Перевод С. Кругерской


Спотыкаясь и пошатываясь, старик брел по песчаной тропинке. Она извивалась по отлогому склону холма, поросшего редкими кустами терновника.

Мэри встретила его, возвращаясь с работы из близлежащего городка. Старик окликнул ее. Мэри остановилась, и он, устало волоча ноги, подошел к ней. Толстый слой красноватой пыли покрывал его торчащие из ботинок пальцы со сломанными ногтями, и Мэри догадалась, что он идет издалека.

— Нгула! — воскликнул он. — Миссис, вы не знаете девушку по имени Нгула в туземном поселке?

— Никогда не слыхала о ней, — ответила Мэри и пошла своей дорогой.

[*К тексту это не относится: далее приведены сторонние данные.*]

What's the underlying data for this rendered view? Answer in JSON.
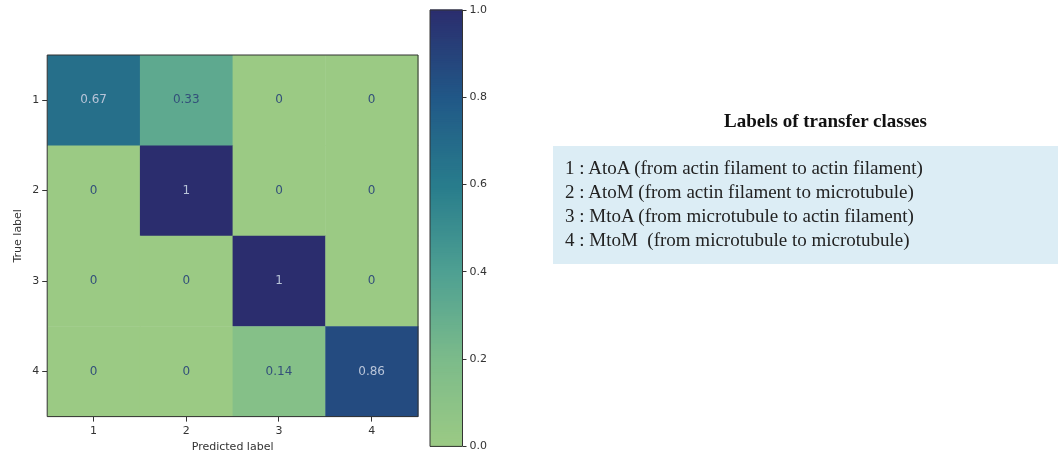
{
  "chart_data": [
    {
      "type": "heatmap",
      "xlabel": "Predicted label",
      "ylabel": "True label",
      "categories": [
        "1",
        "2",
        "3",
        "4"
      ],
      "y_categories": [
        "1",
        "2",
        "3",
        "4"
      ],
      "cells": [
        [
          0.67,
          0.33,
          0,
          0
        ],
        [
          0,
          1,
          0,
          0
        ],
        [
          0,
          0,
          1,
          0
        ],
        [
          0,
          0,
          0.14,
          0.86
        ]
      ],
      "data_labels": true,
      "clim": [
        0,
        1
      ],
      "cticks": [
        {
          "value": 0,
          "label": "0.0"
        },
        0.2,
        0.4,
        0.6,
        0.8,
        {
          "value": 1,
          "label": "1.0"
        }
      ]
    },
    {
      "type": "other",
      "title": "Labels of transfer classes",
      "annotations": [
        "1 : AtoA (from actin filament to actin filament)",
        "2 : AtoM (from actin filament to microtubule)",
        "3 : MtoA (from microtubule to actin filament)",
        "4 : MtoM  (from microtubule to microtubule)"
      ]
    }
  ]
}
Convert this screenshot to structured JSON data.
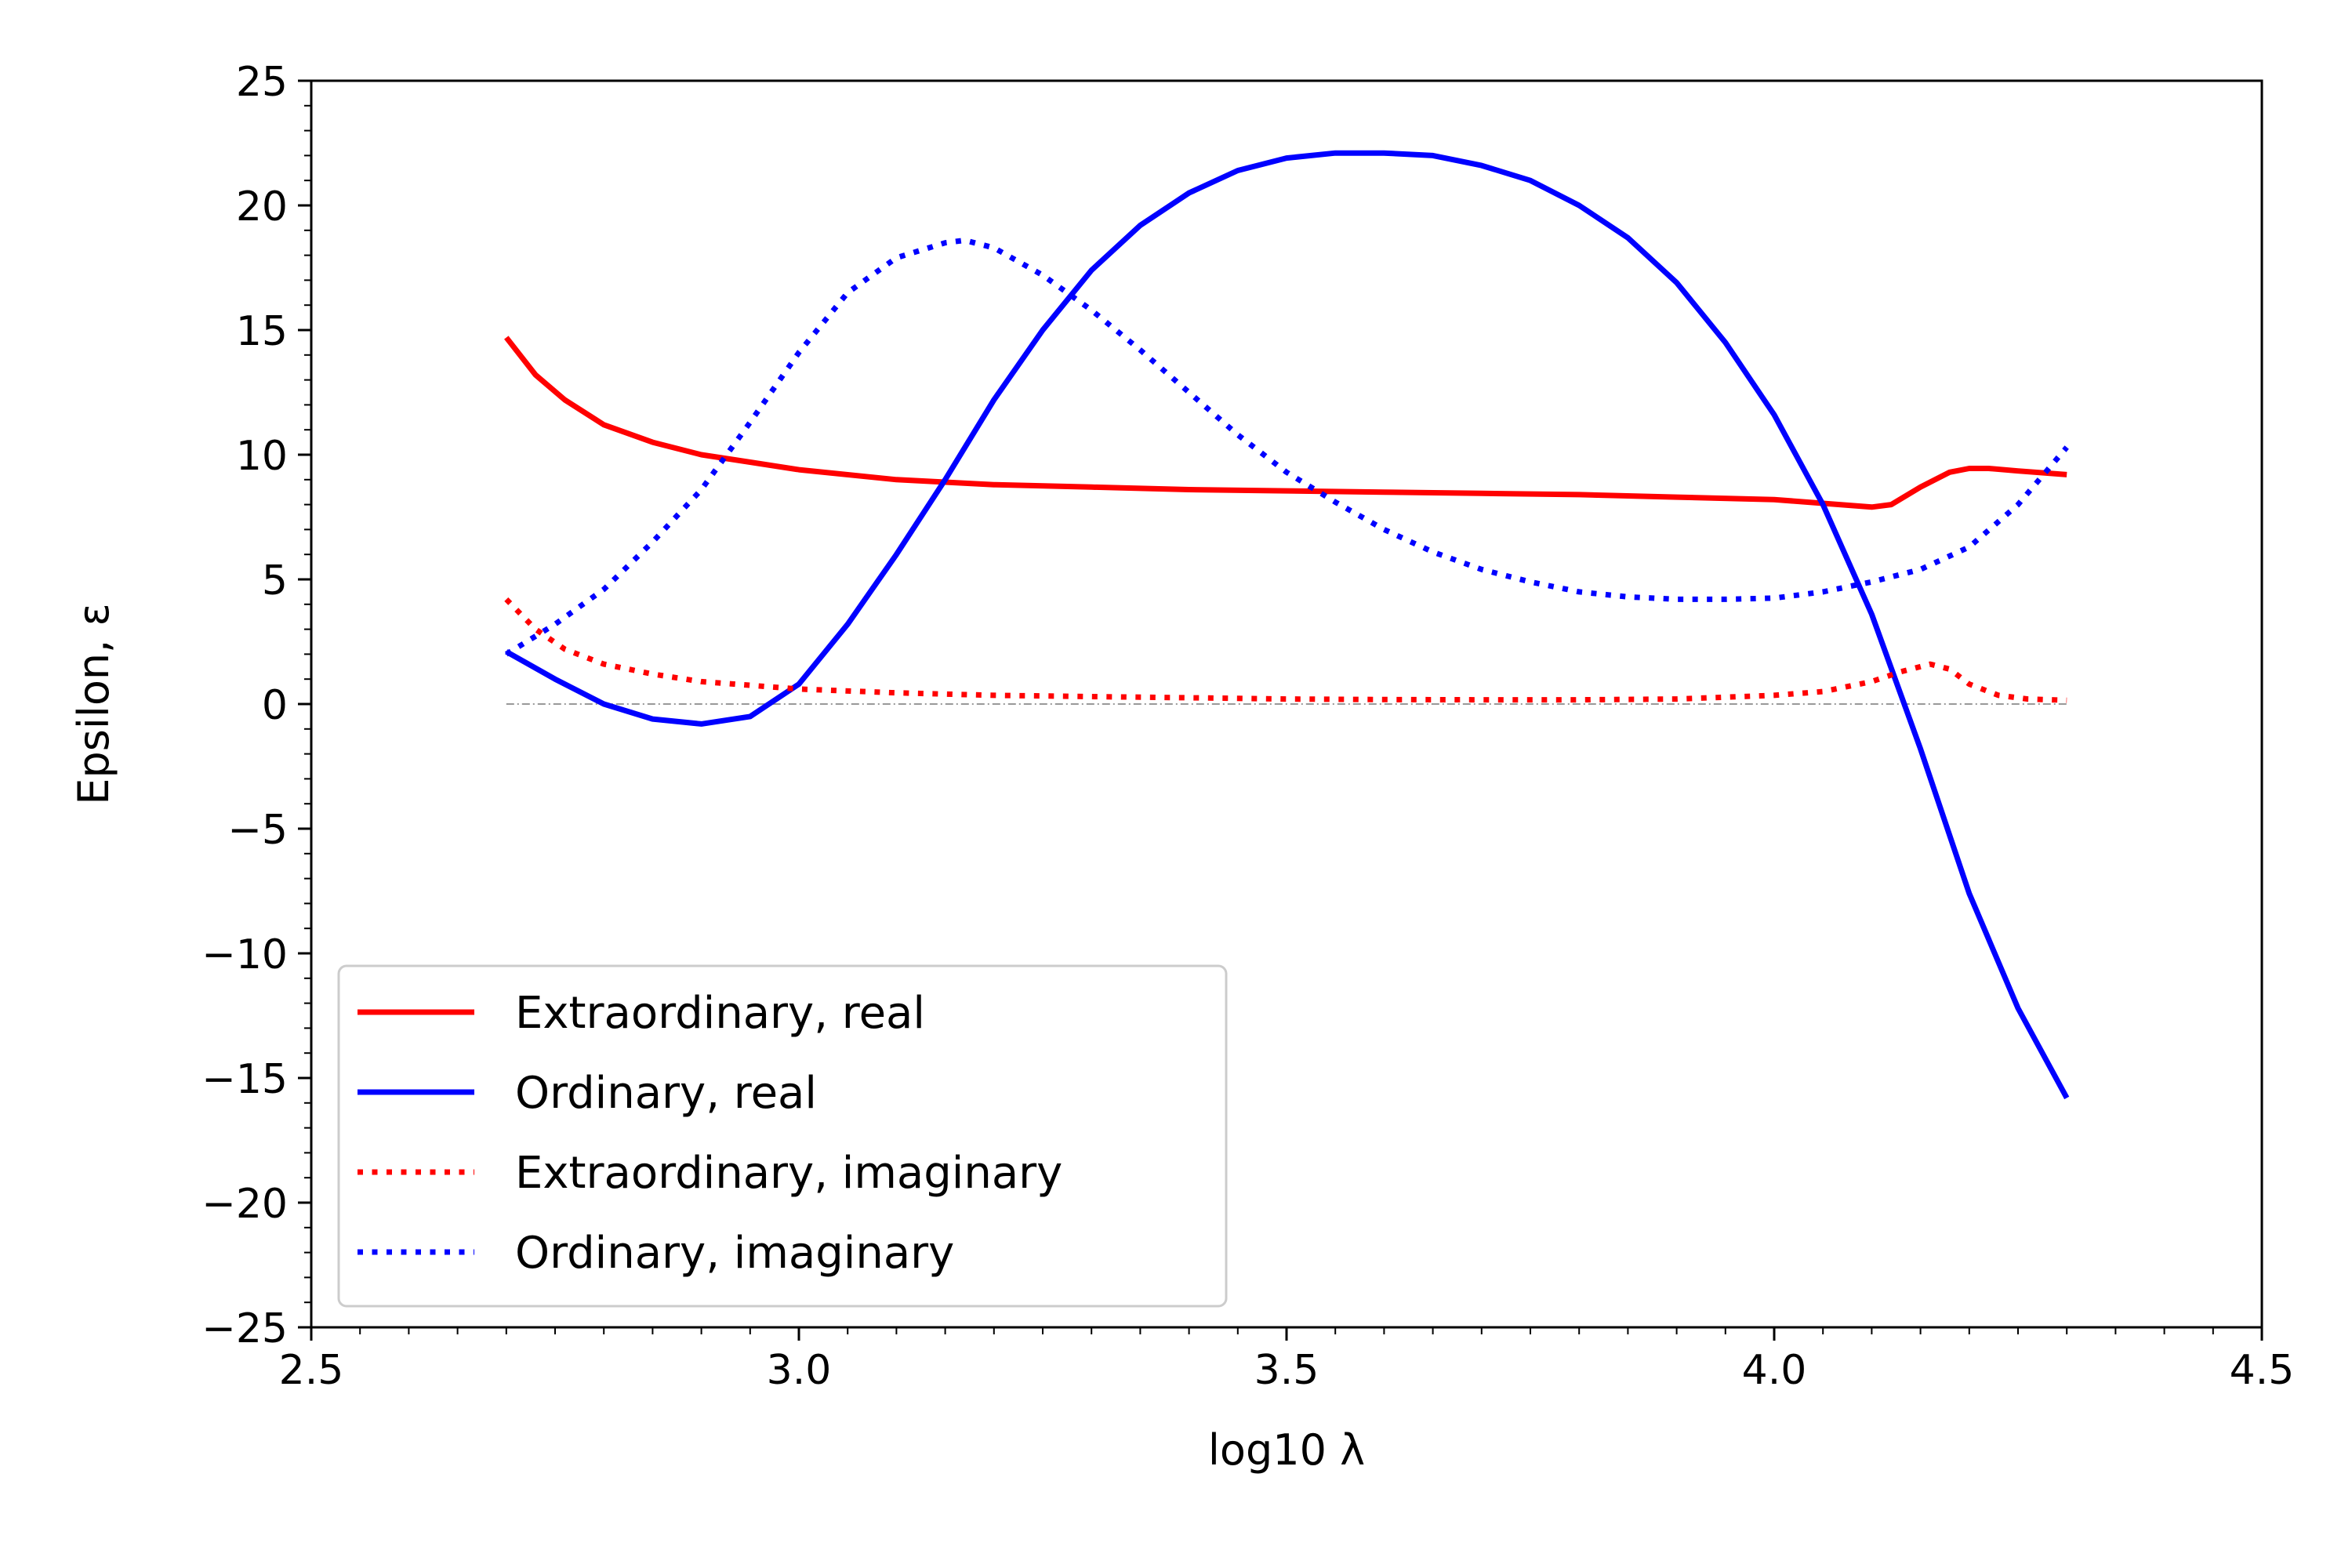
{
  "chart_data": {
    "type": "line",
    "xlabel": "log10 λ",
    "ylabel": "Epsilon, ε",
    "xlim": [
      2.5,
      4.5
    ],
    "ylim": [
      -25,
      25
    ],
    "xticks": [
      2.5,
      3.0,
      3.5,
      4.0,
      4.5
    ],
    "xtick_labels": [
      "2.5",
      "3.0",
      "3.5",
      "4.0",
      "4.5"
    ],
    "yticks": [
      -25,
      -20,
      -15,
      -10,
      -5,
      0,
      5,
      10,
      15,
      20,
      25
    ],
    "ytick_labels": [
      "−25",
      "−20",
      "−15",
      "−10",
      "−5",
      "0",
      "5",
      "10",
      "15",
      "20",
      "25"
    ],
    "grid": false,
    "legend_position": "lower-left",
    "reference_line": {
      "y": 0,
      "color": "#999999",
      "style": "dashdot",
      "x_range": [
        2.7,
        4.3
      ]
    },
    "series": [
      {
        "name": "Extraordinary, real",
        "color": "#ff0000",
        "style": "solid",
        "x": [
          2.7,
          2.73,
          2.76,
          2.8,
          2.85,
          2.9,
          2.95,
          3.0,
          3.1,
          3.2,
          3.3,
          3.4,
          3.5,
          3.6,
          3.7,
          3.8,
          3.9,
          4.0,
          4.05,
          4.1,
          4.12,
          4.15,
          4.18,
          4.2,
          4.22,
          4.25,
          4.3
        ],
        "y": [
          14.7,
          13.2,
          12.2,
          11.2,
          10.5,
          10.0,
          9.7,
          9.4,
          9.0,
          8.8,
          8.7,
          8.6,
          8.55,
          8.5,
          8.45,
          8.4,
          8.3,
          8.2,
          8.05,
          7.9,
          8.0,
          8.7,
          9.3,
          9.45,
          9.45,
          9.35,
          9.2
        ]
      },
      {
        "name": "Ordinary, real",
        "color": "#0000ff",
        "style": "solid",
        "x": [
          2.7,
          2.75,
          2.8,
          2.85,
          2.9,
          2.95,
          3.0,
          3.05,
          3.1,
          3.15,
          3.2,
          3.25,
          3.3,
          3.35,
          3.4,
          3.45,
          3.5,
          3.55,
          3.6,
          3.65,
          3.7,
          3.75,
          3.8,
          3.85,
          3.9,
          3.95,
          4.0,
          4.05,
          4.1,
          4.15,
          4.2,
          4.25,
          4.3
        ],
        "y": [
          2.1,
          1.0,
          0.0,
          -0.6,
          -0.8,
          -0.5,
          0.8,
          3.2,
          6.0,
          9.0,
          12.2,
          15.0,
          17.4,
          19.2,
          20.5,
          21.4,
          21.9,
          22.1,
          22.1,
          22.0,
          21.6,
          21.0,
          20.0,
          18.7,
          16.9,
          14.5,
          11.6,
          8.0,
          3.6,
          -1.8,
          -7.6,
          -12.2,
          -15.8
        ]
      },
      {
        "name": "Extraordinary, imaginary",
        "color": "#ff0000",
        "style": "dotted",
        "x": [
          2.7,
          2.73,
          2.76,
          2.8,
          2.85,
          2.9,
          2.95,
          3.0,
          3.1,
          3.2,
          3.3,
          3.4,
          3.5,
          3.6,
          3.7,
          3.8,
          3.9,
          4.0,
          4.05,
          4.1,
          4.13,
          4.16,
          4.18,
          4.2,
          4.23,
          4.26,
          4.3
        ],
        "y": [
          4.2,
          3.0,
          2.2,
          1.6,
          1.2,
          0.9,
          0.75,
          0.6,
          0.45,
          0.35,
          0.3,
          0.25,
          0.2,
          0.18,
          0.17,
          0.17,
          0.2,
          0.35,
          0.5,
          0.9,
          1.3,
          1.6,
          1.4,
          0.8,
          0.35,
          0.2,
          0.15
        ]
      },
      {
        "name": "Ordinary, imaginary",
        "color": "#0000ff",
        "style": "dotted",
        "x": [
          2.7,
          2.75,
          2.8,
          2.85,
          2.9,
          2.95,
          3.0,
          3.05,
          3.1,
          3.15,
          3.17,
          3.2,
          3.25,
          3.3,
          3.35,
          3.4,
          3.45,
          3.5,
          3.55,
          3.6,
          3.65,
          3.7,
          3.75,
          3.8,
          3.85,
          3.9,
          3.95,
          4.0,
          4.05,
          4.1,
          4.15,
          4.2,
          4.25,
          4.3
        ],
        "y": [
          2.0,
          3.2,
          4.6,
          6.5,
          8.6,
          11.3,
          14.1,
          16.5,
          17.9,
          18.5,
          18.6,
          18.3,
          17.2,
          15.8,
          14.2,
          12.5,
          10.8,
          9.3,
          8.1,
          7.0,
          6.1,
          5.4,
          4.9,
          4.5,
          4.3,
          4.2,
          4.2,
          4.25,
          4.5,
          4.9,
          5.4,
          6.3,
          8.0,
          10.3
        ]
      }
    ]
  }
}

Была суббота, и Мэри торопилась домой. Она поднималась по тропинке в гору с туфлями в руках, тяжело ступая босыми ногами, склонив гибкое тело под тяжестью сетки, полной мяса и овощей для воскресного обеда. Это была женщина лет тридцати, в хорошо сшитом платье из цветного ситца. Отвечая на взгляд старика, она подняла на него свои красивые карие глаза туземки; однако волосы ее были красновато-коричневого цвета, а кожа слегка отсвечивала желтизной.

Мэри поняла, что старик — чужой в этих местах; отбившись от какого-нибудь из племен, остатки которых рассыпаны по всей Австралии, он забрел в туземный поселок, расположенный на дальнем склоне холма. Это было прибежище отщепенцев его народа и ее — людей смешанной крови, которых также считают туземцами.

Мэри держалась в стороне от буйной пестрой компании, осевшей в поселке, хотя и была в дружеских отношениях со старшим поколением. Жила она на окраине поселка. Ее муж, тоже метис, часто высмеивал ее стремление жить так, как живут белые женщины; иметь приличный вид и содержать дом в чистоте и порядке, как ее учили в миссионерской школе.

Дом Мэри был недалеко — приземистая темная хижина, построенная из ржавых жестянок из-под керосина и старых досок; крыша хижины всегда сильно протекала во время зимних дождей. Но земля, на которой стояла лачуга, принадлежала Мэри, и она гордилась этим. Она купила этот участок на деньги, заработанные стиркой и уборкой в городе; годами она копила и прятала их. Ее дети выросли и разбрелись по свету. Теперь она жила и работала для того, чтобы построить на своей земле дом — маленький деревянный домик с крышей из гофрированного железа.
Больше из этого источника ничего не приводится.